The design and development of the two visualizations followed the User-Centered Design methodology. Initial ideas were sketched and discussed among designers and evaluation experts. Prototypes of increasing complexity (starting from paper-based ones) were tested with few evaluators using the thinking aloud protocol. They allowed to detect various problems that were fixed in the next prototype. Figure 1a and b refer to the current interactive prototypes, implemented using D3 JavaScript library. These prototypes were used in an experimental study to understand to what extent the visualizations support HCI experts in identifying problematic Webpages. We recruited 15 participants (4 females, 11 males) among the students of the Computer Science and Digital Communication curriculum at our university, who completed a course on Human-Computer Interaction and had some basic experience about performing a usability test. Their average age was 26 years (min = 23, max = 29). The study was organized according to a within-subject design, with visualization as an independent variable and as within-subject factors the two visualizations.

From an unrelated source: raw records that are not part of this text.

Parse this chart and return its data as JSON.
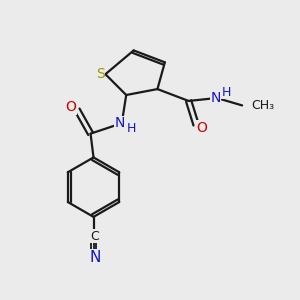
{
  "bg_color": "#ebebeb",
  "bond_color": "#1a1a1a",
  "S_color": "#999900",
  "N_color": "#1414c8",
  "O_color": "#cc0000",
  "font_size": 9,
  "fig_w": 3.0,
  "fig_h": 3.0,
  "dpi": 100,
  "xlim": [
    0,
    10
  ],
  "ylim": [
    0,
    10
  ]
}
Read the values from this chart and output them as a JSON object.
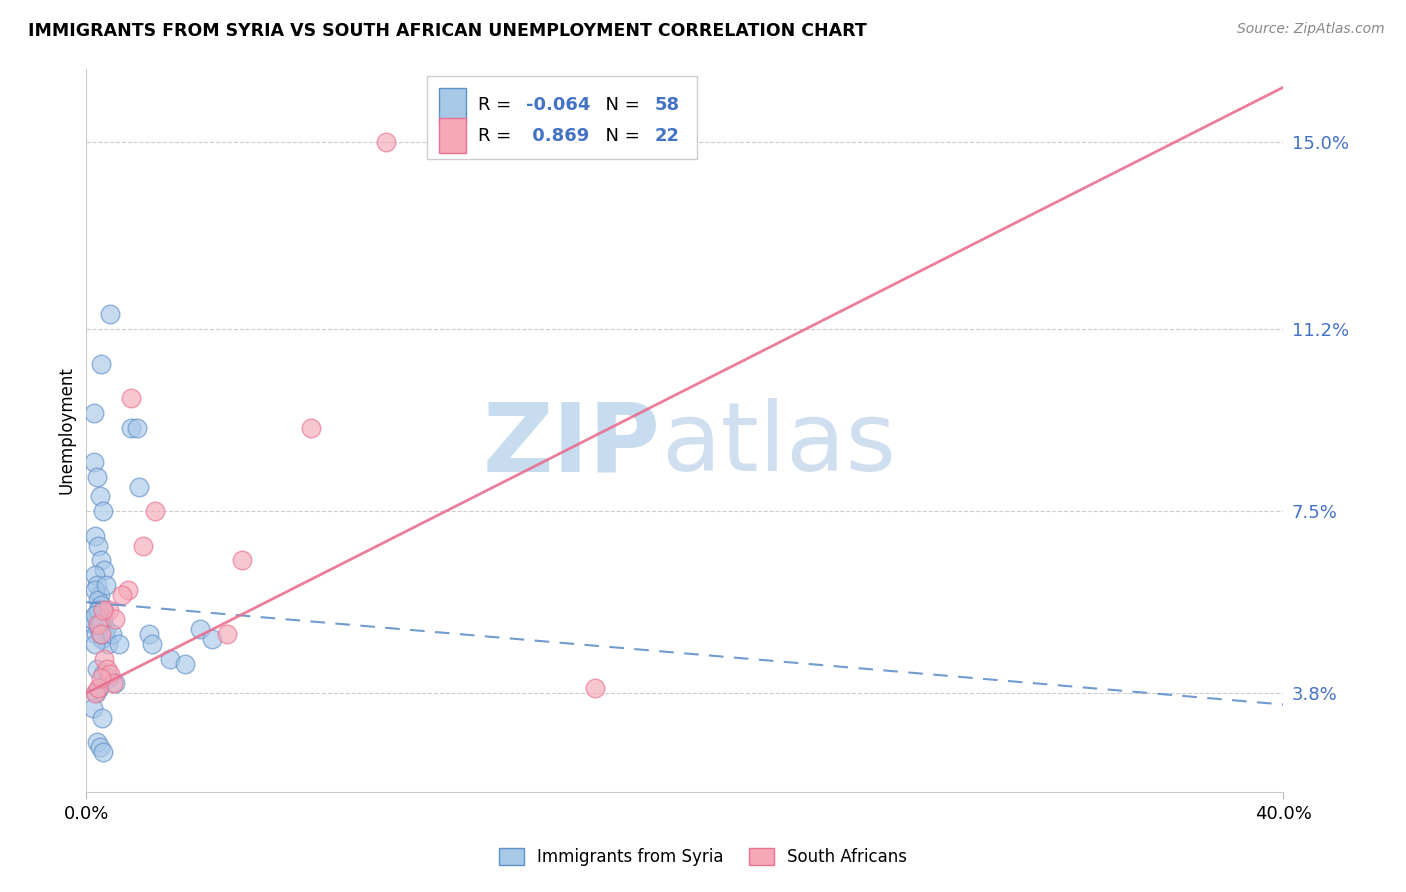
{
  "title": "IMMIGRANTS FROM SYRIA VS SOUTH AFRICAN UNEMPLOYMENT CORRELATION CHART",
  "source": "Source: ZipAtlas.com",
  "ylabel": "Unemployment",
  "ytick_values": [
    3.8,
    7.5,
    11.2,
    15.0
  ],
  "xlim": [
    0.0,
    40.0
  ],
  "ylim": [
    1.8,
    16.5
  ],
  "legend_blue_r": "-0.064",
  "legend_blue_n": "58",
  "legend_pink_r": "0.869",
  "legend_pink_n": "22",
  "blue_color": "#A8C8E8",
  "pink_color": "#F4A8B8",
  "blue_edge_color": "#6090C8",
  "pink_edge_color": "#E87090",
  "blue_line_color": "#6090C8",
  "pink_line_color": "#E87090",
  "ytick_color": "#4472C4",
  "watermark_zip_color": "#C8DCF0",
  "watermark_atlas_color": "#D0DFF0",
  "blue_scatter_x": [
    0.5,
    0.8,
    1.5,
    1.7,
    1.75,
    0.25,
    0.35,
    0.45,
    0.55,
    0.3,
    0.4,
    0.5,
    0.6,
    0.25,
    0.3,
    0.35,
    0.45,
    0.28,
    0.38,
    0.48,
    0.58,
    0.32,
    0.42,
    0.22,
    0.32,
    0.42,
    0.52,
    0.62,
    0.72,
    0.18,
    0.28,
    0.38,
    0.55,
    0.65,
    2.1,
    2.2,
    0.38,
    0.48,
    3.8,
    4.2,
    0.28,
    0.45,
    0.85,
    1.1,
    2.8,
    3.3,
    0.35,
    0.55,
    0.75,
    0.95,
    0.42,
    0.32,
    0.22,
    0.52,
    0.35,
    0.45,
    0.55,
    0.65
  ],
  "blue_scatter_y": [
    10.5,
    11.5,
    9.2,
    9.2,
    8.0,
    8.5,
    8.2,
    7.8,
    7.5,
    7.0,
    6.8,
    6.5,
    6.3,
    9.5,
    6.2,
    6.0,
    5.8,
    5.9,
    5.7,
    5.6,
    5.5,
    5.4,
    5.3,
    5.2,
    5.0,
    5.1,
    4.9,
    5.0,
    4.8,
    5.3,
    4.8,
    5.5,
    5.3,
    5.1,
    5.0,
    4.8,
    5.2,
    5.0,
    5.1,
    4.9,
    5.4,
    5.2,
    5.0,
    4.8,
    4.5,
    4.4,
    4.3,
    4.2,
    4.1,
    4.0,
    3.9,
    3.8,
    3.5,
    3.3,
    2.8,
    2.7,
    2.6,
    6.0
  ],
  "pink_scatter_x": [
    0.38,
    0.48,
    0.75,
    0.95,
    1.5,
    0.58,
    0.68,
    0.78,
    0.88,
    5.2,
    7.5,
    0.28,
    0.38,
    0.48,
    2.3,
    10.0,
    0.55,
    1.9,
    4.7,
    17.0,
    1.4,
    1.2
  ],
  "pink_scatter_y": [
    5.2,
    5.0,
    5.5,
    5.3,
    9.8,
    4.5,
    4.3,
    4.2,
    4.0,
    6.5,
    9.2,
    3.8,
    3.9,
    4.1,
    7.5,
    15.0,
    5.5,
    6.8,
    5.0,
    3.9,
    5.9,
    5.8
  ],
  "blue_trend_intercept": 5.65,
  "blue_trend_slope": -0.052,
  "pink_trend_intercept": 3.8,
  "pink_trend_slope": 0.308
}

Each visualization showed data gathered in a study conducted with 15 employees of an Italian Administration, who used a Web platform for onsite and remote usability tests [4, 5]. With each system, the participants performed the following tasks: 1. Identify the page that caused most problems; 2. Identify the path(s) that led to the task’s failure; 3. Identify the path that led to the task success following the ideal path, 4. Identify the paths that led to the task success following alternative paths; 5. Identify backward paths, if possible.

Visualizations and order of tasks were balanced according to a Latin-square design. At the end of all tasks with each visualization, participants filled the UES-short form questionnaire.

4 Results and Conclusion

Visualizations have been analyzed and compared according to their effectiveness, efficiency and satisfaction in discovery usability problems. The main findings are mentioned here.

Efficiency was evaluated considering the time that participants needed to complete the assigned tasks. Participants were slower when using Arc Diagram (x = 34.93, SD = 5.77) than Page Tree (X = 27.76, SD = 5.13). Paired sample t-test showed that this difference is statistically significant (t(14) = −5.287, p = .000).

Effectiveness was analyzed calculating the task success rate. Page Tree had a lower rate (x = 86,56%) than Arc Diagram (X = 93,00%). Even in this case, paired sample t-test revealed a significant difference (t(14) = −2.512, p = .025).

Satisfaction was analyzed calculating the UES score of the two visualizations (Arc Diagram = 4.61/5; Page Tree = 4.78/5). However, paired sample t-test did not reveal any significant difference (t(14) = −1.878, p = .081).

In conclusion, this on-going work proposes two interactive visualization techniques to support usability evaluators in identifying web pages that cause usability problems, speeding up data analysis and encouraging the adoption of usability test in software development lifecycle. Results have shown that both visualizations are adequate to identify web pages that cause usability errors. Page Tree resulted better in term of time to find errors and success rate, while no differences emerged in user engagement. Studies are in progress to investigate other visualization techniques to focus on other aspects of the user flow during task execution or to visualize user activities [6].